Wednesday, August 28, 2013

Youth Football Participation Drops in Wake of Concussion Controversy

USA Football estimates youth participation dropped last year to about 2.82 million players from 3 million in 2011.  The NFL is backing a program called Heads Up Football to teach young players a tackling method aimed at reducing injuries.  Though praised by some, others call the program an NFL marketing ploy.  A USA Today article discusses the Heads Up Football program, and you can read the article here.

Wednesday, June 12, 2013

Previous Brain Injuries in Children May Prolong Recovery For More Recent Ones

Much has been written lately about the cumulative effect of brain injuries.  People who have suffered previous brain injuries are often more susceptible to injury if they suffer a later brain injury.  A new Harvard Medical School study shows that the recovery period for children who have suffered a brain injury can be tripled if they are re-injured within twelve (12) months.  You can read more here.

At Anderson & Boutwell, we represent people that suffer brain injuries caused by someone else's fault.

Tuesday, June 11, 2013

"Heading" Soccer Ball Can Cause Brain Injury

Researchers at the Albert Einstein College of Medicine have found that repetitive "heading" of the ball in soccer can cause brain injury.  Diffusion tensor imaging ("DTI") studies showed that players who headed the ball more frequently have white-matter abnormalities similar to those who have suffered concussions.  You can read more on the school's website here.

Monday, May 20, 2013

Cognitive Reserve

By J. Thomas Anderson
Traumatic brain injury is a lifelong disease and a dreadful one at that. Even mild traumatic brain injuries (TBI) reduce a brain's cognitive reserve, thereby reducing a person's resiliency following future insults, challenges, injuries, and exposing our clients to increased risk of dementing illnesses, such as Alzheimer's disease, at an earlier age. Cognitive reserve may be presented to the jury as a barrier against the loss of selfhood: in other words, the more brain you have and the more flexible that brain going into any future accident or old age, the better your outcome will be.  
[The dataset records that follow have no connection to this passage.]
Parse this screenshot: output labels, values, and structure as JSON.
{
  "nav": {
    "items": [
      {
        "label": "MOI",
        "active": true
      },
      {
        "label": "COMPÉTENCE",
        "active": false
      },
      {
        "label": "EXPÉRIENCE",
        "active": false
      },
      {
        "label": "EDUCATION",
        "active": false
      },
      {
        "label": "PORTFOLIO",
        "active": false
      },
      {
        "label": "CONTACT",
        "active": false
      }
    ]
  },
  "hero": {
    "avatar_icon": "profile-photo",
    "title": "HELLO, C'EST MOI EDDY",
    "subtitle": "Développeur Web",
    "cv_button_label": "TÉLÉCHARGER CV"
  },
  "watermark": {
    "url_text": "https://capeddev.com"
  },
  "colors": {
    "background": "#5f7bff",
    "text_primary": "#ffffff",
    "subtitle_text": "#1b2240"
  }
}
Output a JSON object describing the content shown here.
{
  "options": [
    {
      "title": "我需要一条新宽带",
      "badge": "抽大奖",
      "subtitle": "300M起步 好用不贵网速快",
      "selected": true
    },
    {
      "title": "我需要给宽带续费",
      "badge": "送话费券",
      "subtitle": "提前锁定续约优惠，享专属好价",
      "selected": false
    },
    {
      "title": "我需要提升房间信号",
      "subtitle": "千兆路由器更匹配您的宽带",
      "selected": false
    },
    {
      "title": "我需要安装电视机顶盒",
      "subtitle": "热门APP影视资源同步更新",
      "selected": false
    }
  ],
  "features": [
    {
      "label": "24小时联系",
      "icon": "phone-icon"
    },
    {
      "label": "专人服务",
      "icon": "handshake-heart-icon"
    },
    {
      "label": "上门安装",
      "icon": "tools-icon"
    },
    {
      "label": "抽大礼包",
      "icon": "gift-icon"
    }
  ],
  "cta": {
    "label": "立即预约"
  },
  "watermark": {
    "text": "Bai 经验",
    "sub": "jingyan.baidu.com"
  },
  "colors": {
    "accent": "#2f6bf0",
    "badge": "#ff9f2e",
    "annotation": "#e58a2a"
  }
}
The Cumulative & Compounding Nature of Trauma Events

By J. Thomas Anderson
The cumulative and compounding nature of trauma events is well documented. Previous exposure to trauma signals a greater risk of post traumatic stress disorder (PTSD) from subsequent trauma. Nevertheless, the defense bar may attempt to attribute your client's brain damage and/or PTSD to a prior wound or insult and thus not compensable in your case. Have none of it. The persistent effect, the chronicity if you will, of traumatic events to the brain and their relation to the rise of brain damage and/or PTSD symptoms following a subsequent aggravation is strongly established. 

Thursday, May 16, 2013

CAT 1 -- MINDSTORM OF MISLEADING RATINGS

By J. Thomas Anderson
Could numerical ratings mislead the insurance industry? Hurricane categories may be fair readings of one storm factor, wind, but that categorical ranking may be an irrational interpretation of an entire hurricane damage system. Just as the National Hurricane Centers (NHC) category system of rating a hurricane's wind power does not adequately prepare the public for the storm's effects, the Glasgow Coma Scale (GCS) system of rating a brain injury does not adequately rate the medical complications of traumatic brain injury (TBI). Neat little one to fifteen GCS ratings hardly tell the whole story of brain injury, as illustrated by the seventy-one common TBI symptoms listed below which are overlooked by the GCS rating system.






Monday, May 13, 2013

Levels of Traumatic Brain Injury

By J. Thomas Anderson
The dangerous and subtle nuances of traumatic brain injury are just emerging in the collective public, legal and medical consciousness. In the past, mild concussions were not necessarily equated with traumatic brain injury (TBI), but with increasingly sensitive medical tests and public scrutiny of news from battle fields and playing fields, the understanding of a concussed brain is being expanded to include traumatic injury in all its forms. According to the Center for Disease Control (CDC), concussion is a type of traumatic brain injury, caused by a bump, blow, or jolt to the head that can change the way your brain normally works. Concussions can also occur from a fall or a blow to the body that causes the head and brain to move quickly back and forth.